Chelsea bangkit pada babak kedua dengan kemenangan tipis 2-1 atas Lincoln City. (Instagram Chelseafc)
JawaPos.com-Malam yang semestinya berjalan mudah bagi Chelsea justru berubah menjadi drama yang membuat jantung pendukung The Blues berdebar kencang.
Berhadapan dengan tim League One, Lincoln City, di ajang piala domestik, skuad muda asuhan Enzo Maresca nyaris saja dipermalukan. Chelsea bahkan tertinggal lebih dulu di babak pertama.
Melansir dari The Guardian, lini belakang yang rapuh tak kuasa menahan gempuran bola-bola panjang dan lemparan ke dalam khas Lincoln. Gol Rob Street menjelang turun minum membuat publik yang hadir di Stamford Bridge seolah tak percaya dengan apa yang mereka saksikan.
"Kami sudah tahu sebelumnya, kami sadar dengan gaya permainan bola panjang, duel, lemparan ke dalam, setiap kali masuk ke kotak penalti. Saya tahu beberapa pemain kami belum pernah memainkan jenis pertandingan seperti ini," ucap Maresca.

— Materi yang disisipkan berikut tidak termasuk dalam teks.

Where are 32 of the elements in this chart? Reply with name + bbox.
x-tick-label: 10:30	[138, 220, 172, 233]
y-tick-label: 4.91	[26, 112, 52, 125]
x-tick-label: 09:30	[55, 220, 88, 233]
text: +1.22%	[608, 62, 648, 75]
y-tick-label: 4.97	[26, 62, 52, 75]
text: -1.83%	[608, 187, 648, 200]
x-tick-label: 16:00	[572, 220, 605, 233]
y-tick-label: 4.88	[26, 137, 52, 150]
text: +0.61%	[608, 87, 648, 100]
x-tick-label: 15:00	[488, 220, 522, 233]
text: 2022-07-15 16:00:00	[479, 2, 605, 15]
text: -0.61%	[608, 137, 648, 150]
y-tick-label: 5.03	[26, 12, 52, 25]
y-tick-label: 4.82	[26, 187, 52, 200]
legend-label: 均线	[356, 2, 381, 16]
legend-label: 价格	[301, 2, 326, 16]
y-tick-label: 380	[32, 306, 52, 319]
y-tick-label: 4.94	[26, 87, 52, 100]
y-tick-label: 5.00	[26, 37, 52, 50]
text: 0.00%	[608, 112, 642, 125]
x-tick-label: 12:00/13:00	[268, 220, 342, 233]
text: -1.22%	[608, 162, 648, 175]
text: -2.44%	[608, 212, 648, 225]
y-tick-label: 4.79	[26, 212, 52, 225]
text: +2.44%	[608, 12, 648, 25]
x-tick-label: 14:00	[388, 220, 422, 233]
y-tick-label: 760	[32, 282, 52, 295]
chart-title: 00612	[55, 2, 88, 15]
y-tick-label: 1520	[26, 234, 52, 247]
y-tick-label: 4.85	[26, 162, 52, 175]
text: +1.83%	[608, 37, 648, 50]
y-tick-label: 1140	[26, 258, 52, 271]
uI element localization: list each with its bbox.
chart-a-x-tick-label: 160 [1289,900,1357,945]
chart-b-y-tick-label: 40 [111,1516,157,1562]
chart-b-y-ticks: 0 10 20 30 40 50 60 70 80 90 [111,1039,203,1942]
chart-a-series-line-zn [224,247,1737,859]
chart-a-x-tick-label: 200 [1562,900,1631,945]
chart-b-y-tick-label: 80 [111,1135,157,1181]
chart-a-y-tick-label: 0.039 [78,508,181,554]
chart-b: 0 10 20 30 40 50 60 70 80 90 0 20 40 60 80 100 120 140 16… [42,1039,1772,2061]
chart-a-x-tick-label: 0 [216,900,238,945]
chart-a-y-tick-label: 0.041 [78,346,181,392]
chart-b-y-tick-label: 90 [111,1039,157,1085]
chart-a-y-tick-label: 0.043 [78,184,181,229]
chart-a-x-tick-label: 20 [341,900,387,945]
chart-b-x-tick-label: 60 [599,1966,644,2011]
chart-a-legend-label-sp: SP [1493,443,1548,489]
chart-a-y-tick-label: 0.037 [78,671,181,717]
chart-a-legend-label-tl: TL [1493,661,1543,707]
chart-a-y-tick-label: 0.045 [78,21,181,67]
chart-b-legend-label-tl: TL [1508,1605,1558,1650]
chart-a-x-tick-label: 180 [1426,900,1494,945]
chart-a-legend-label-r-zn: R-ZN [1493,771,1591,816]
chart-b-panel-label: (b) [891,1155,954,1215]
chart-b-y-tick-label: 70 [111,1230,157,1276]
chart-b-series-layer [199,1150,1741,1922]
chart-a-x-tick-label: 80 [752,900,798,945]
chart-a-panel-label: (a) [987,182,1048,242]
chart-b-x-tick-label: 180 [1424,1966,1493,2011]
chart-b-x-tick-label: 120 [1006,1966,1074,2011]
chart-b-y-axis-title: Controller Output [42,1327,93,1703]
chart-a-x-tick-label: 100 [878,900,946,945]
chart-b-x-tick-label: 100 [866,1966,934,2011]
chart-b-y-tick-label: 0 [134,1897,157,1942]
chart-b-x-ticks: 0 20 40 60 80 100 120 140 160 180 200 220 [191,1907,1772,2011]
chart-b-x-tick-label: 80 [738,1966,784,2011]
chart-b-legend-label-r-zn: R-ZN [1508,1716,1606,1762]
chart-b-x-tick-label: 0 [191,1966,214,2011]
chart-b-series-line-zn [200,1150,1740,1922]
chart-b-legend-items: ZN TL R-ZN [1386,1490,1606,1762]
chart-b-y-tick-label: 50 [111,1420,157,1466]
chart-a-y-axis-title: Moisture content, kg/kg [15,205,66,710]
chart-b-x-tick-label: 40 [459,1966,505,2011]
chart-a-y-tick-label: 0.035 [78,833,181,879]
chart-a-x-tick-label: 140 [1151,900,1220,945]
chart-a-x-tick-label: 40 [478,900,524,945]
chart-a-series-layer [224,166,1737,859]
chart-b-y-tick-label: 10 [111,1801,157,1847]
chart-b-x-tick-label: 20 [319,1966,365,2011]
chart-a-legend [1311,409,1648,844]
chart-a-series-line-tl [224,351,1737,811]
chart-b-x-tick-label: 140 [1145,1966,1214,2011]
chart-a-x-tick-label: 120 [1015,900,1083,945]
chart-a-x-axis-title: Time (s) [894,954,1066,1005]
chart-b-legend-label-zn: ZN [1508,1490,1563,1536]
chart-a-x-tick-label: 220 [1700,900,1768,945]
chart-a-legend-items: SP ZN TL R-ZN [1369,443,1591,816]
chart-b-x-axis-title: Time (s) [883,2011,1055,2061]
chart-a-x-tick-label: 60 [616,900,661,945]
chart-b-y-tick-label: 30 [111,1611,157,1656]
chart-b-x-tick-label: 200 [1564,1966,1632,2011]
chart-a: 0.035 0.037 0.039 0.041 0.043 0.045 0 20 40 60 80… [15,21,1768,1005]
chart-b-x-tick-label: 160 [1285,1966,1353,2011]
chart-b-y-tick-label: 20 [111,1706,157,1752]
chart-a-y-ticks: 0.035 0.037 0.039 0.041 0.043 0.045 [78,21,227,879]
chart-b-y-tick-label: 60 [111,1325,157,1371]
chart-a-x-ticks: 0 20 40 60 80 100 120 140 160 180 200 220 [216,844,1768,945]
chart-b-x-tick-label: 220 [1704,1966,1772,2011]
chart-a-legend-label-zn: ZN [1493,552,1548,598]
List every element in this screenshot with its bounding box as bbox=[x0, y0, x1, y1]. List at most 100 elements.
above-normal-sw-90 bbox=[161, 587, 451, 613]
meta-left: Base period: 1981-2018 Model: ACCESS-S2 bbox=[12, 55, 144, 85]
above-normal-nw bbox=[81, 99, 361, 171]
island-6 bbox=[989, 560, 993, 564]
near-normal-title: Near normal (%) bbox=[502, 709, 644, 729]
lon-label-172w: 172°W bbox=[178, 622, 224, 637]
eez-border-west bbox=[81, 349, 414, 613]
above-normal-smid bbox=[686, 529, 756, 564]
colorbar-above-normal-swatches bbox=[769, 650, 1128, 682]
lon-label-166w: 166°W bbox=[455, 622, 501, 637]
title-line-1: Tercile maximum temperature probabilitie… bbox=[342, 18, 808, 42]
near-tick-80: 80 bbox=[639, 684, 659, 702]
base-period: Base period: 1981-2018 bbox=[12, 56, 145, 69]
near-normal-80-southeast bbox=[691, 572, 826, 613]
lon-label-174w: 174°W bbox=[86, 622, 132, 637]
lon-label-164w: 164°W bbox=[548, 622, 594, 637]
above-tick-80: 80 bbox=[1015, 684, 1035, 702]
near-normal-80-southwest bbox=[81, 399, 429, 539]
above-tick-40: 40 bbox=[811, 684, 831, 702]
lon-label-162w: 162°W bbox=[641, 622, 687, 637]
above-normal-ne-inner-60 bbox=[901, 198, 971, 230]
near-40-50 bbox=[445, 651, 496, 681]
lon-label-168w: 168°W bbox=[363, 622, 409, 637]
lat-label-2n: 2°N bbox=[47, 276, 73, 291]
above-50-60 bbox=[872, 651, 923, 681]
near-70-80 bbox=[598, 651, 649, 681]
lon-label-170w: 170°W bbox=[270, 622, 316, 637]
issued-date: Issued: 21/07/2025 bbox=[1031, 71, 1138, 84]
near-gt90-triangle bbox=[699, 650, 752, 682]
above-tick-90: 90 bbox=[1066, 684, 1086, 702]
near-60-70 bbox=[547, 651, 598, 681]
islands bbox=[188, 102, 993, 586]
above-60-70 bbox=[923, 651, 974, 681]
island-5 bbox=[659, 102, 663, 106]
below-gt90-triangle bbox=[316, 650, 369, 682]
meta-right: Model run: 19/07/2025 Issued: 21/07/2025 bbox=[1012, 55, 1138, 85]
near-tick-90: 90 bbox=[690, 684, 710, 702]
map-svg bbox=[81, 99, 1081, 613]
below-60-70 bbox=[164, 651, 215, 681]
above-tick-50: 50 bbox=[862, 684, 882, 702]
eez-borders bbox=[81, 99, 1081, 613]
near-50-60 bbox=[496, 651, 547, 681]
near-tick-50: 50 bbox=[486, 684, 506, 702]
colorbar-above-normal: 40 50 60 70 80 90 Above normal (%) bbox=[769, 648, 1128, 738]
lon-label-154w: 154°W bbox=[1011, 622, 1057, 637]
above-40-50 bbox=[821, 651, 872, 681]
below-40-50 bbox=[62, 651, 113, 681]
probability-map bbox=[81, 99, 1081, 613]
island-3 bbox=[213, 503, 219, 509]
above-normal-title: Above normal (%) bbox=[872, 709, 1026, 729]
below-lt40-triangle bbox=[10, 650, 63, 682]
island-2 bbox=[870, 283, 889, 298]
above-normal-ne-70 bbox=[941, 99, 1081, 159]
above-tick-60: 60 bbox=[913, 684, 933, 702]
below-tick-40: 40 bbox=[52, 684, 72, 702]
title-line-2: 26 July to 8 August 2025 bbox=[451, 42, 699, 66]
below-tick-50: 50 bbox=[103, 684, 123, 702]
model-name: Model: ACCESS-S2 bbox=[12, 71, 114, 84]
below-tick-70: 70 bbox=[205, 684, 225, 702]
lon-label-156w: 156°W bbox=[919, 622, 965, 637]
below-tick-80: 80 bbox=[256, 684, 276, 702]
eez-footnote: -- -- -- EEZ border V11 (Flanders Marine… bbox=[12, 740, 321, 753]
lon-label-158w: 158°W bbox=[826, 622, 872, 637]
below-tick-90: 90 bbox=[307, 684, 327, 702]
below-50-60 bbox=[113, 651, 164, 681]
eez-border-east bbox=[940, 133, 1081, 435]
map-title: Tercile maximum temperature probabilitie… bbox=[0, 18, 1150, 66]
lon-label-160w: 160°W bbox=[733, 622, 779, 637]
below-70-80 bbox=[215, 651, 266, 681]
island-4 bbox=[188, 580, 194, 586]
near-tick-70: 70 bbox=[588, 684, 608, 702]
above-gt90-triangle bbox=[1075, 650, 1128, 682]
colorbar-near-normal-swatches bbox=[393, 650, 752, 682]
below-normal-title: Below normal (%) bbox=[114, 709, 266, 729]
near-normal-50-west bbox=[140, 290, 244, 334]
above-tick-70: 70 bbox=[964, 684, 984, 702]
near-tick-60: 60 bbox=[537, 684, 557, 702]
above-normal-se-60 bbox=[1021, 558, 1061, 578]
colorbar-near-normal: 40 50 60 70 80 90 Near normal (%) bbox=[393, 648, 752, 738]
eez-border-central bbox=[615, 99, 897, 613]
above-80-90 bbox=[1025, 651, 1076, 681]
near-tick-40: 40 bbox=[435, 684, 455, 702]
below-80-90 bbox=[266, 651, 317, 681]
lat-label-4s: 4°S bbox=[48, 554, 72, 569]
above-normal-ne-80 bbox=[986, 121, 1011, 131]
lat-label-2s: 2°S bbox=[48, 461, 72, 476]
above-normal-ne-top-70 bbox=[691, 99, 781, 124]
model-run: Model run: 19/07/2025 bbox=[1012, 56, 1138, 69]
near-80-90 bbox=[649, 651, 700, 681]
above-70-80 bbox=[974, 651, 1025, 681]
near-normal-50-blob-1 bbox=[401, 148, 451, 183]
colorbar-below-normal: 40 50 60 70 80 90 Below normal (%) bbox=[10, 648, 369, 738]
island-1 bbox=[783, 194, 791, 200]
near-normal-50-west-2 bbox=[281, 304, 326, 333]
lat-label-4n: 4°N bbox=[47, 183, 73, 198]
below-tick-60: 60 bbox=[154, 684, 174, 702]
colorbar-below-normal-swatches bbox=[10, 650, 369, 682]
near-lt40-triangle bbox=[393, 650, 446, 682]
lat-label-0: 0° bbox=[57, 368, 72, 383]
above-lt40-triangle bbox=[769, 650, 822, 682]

Di ruang ganti, Maresca mengaku tak bisa lagi menahan emosinya karena dia memiliki ambisi yang membara yaitu membawa kemenangan bagi timnya.
"Tentu saja, saya harus marah. Kadang ini bukan soal taktik, tapi soal keinginan dan hasrat bertarung. Dan kami kesulitan. Tapi pengalaman seperti ini penting, jika nanti harus kembali melawan tim League One atau League Two di laga tandang, kami lebih siap," lanjut Maresca.
Lincoln tampil penuh percaya diri. Tim asuhan Michael Skubala itu jelas tak gentar melawan juara dunia antar klub. Sejak menit awal, mereka menunjukkan karakter seperti agresif, dan memanfaatkan setiap bola mati.
"Saya sangat bangga dengan cara anak-anak bekerja. Babak pertama luar biasa dan seharusnya bisa lebih dari 1-0. Kami ubah formasi dan benar-benar menekan mereka. Semua itu sesuai desain," kata Skubala yang dikutip dari The Guardian.
Street, sang pencetak gol, bahkan merasa seperti mendapat hadiah ulang tahun lebih awal.
"Mencetak gol melawan klub sebesar Chelsea, juara dunia, itu mimpi yang jadi kenyataan," ujar dia.
Namun, pesta Lincoln terhenti hanya lima menit setelah babak kedua dimulai. Tyrique George melepaskan tembakan keras yang membentur tiang sebelum masuk ke gawang, membuat Stamford Bridge bergemuruh lega. Tak lama berselang, Facundo Buonanotte mencetak gol keduanya sejak dipinjam dari Brighton, sekaligus membalikkan keadaan menjadi 2-1.
Pada akhirnya, Chelsea menutup laga dengan kemenangan tipis, meski bukannya tanpa rasa malu. Di menit-menit akhir, justru Lincoln yang membuat mereka terpaksa mengulur waktu.
"Tidak banyak tim yang bisa membuat Chelsea time-wasting di akhir pertandingan. Kami bisa membawa pulang rasa percaya diri besar dari sini," tutur Skubala dilansir melalui The Guardian.
Chelsea boleh saja lolos, tapi laga ini meninggalkan pesan jelas bahwa anak-anak muda Maresca masih harus belajar banyak soal mentalitas bertarung di atas lapangan.